18/05/2022
“Mom, don’t return me to the other room near the lavatory”: the horrors and mishaps of Tetanus dark rooms.
Are tetanus side rooms supposed to be so horrible? Fortunately, or unfortunately, I have participated in the managing of several tetanus patients both pediatric and adults who by the way where all of the male gender.
In my experience of managing these patients, all patients who survived tetanus had vivid memories and horrifying stories of these isolation rooms. Of course, no body forgets the excruciating pain of the spasms and the locked jaw that made them starve in silence, everyone narrates how the ordeal of the broad day darkness, deafening silence, the worrying loneliness and the chocking pungent smell augmented their tetanus torments. One of my patients reported that the experience was so disorienting that he couldn’t differentiate between day and night, he barely recognized the faces of is caretakers, he only differentiated them by their voices when they where so careless to speak loud enough for him to hear. Besides the torments of tetanus, there is also a feeling of being neglected, when doctors take days minus reviewing your health condition and missing treatment because the nurses forgot about you. I think, this is why most of the patients requested to be transferred to the general wards as soon as the spasms where bearable.
Throughout history there is a disturbing pattern of managing Tetanus even when there was a general understanding that the disease came from something infecting an open wound. tetanus has been regarded in history all through time, with documents noting tetanus symptoms found from 5th century BC in Ancient Egypt, even though there was an understanding that the disease came from something infecting a wound, many ideas for treatment were horrible and not beneficial , such as early Chinese physicians needling patients above the ears around 300 BC, Hippocrates’ ideas in Ancient Greece of promoting sweating through drinking strong wines and being wrapped in oil soaked cloths, and ideas in the Renaissance of covering the patient with manure. Well as our use of dark rooms is backed by science and is promoted has helpful in resource limited settings, the dent they put on the patient’s mental health is not desirable.

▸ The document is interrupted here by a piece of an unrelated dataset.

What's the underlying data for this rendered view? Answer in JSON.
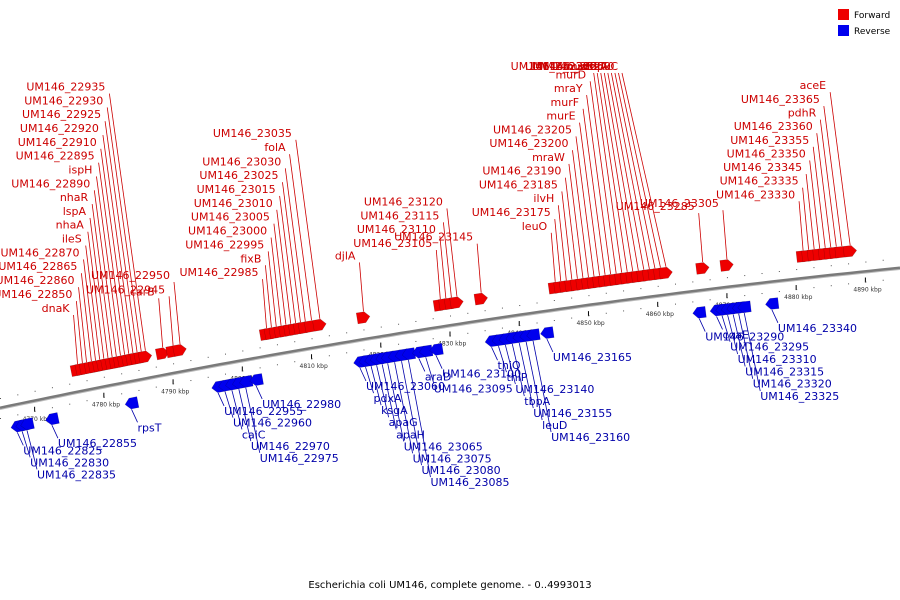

I won’t forget one day after a very hectic ward round, I decided to pass by and check on one of the tetanus patients I had admitted, a young boy 11 years. When I reached the room, I found the care takers outside and the doorway was closed, when I pushed the door to open, my eyes meet a blinding darkness that I couldn’t see anything inside. when I pushed the door wider to allow in more light, I saw the patient laying on the floor, crawling to reach the opposite end which had a flask and food containers, when he saw me, he said, “I feel very hungry and I want something to eat”. I couldn’t tell how some one so stiff and rigid managed to get off the bed, perhaps the only explanation is that he had just fallen off the bed. This is simply negligence, but worse things can happen in a locked, isolated dark room.
In my community, being isolated from people during sickness is associated with fear and stigma, the dark rooms and spasms make it all more confusing and suspicious, community members start wondering what could be going on or whether evil spirits are involved. This comes with an unwanted implication for patient care, one time a father escaped with his son from the hospital side room and hired spiritual healers to pray for the son from home. Definitely, he brought the son back when the condition deteriorated but the point is that, some medical interventions will be misunderstood and /or misused in certain communities if social cultural issues aren’t put into contexts beforehand.
I assume that you could be having a more or less similar story in which medical interventions had unwanted/unintended consequences on the patient or a story in which medical interventions didn’t sit well with the members of the community and ended up being misused or misunderstood, feel free to share, I can’t wait to learn from your story.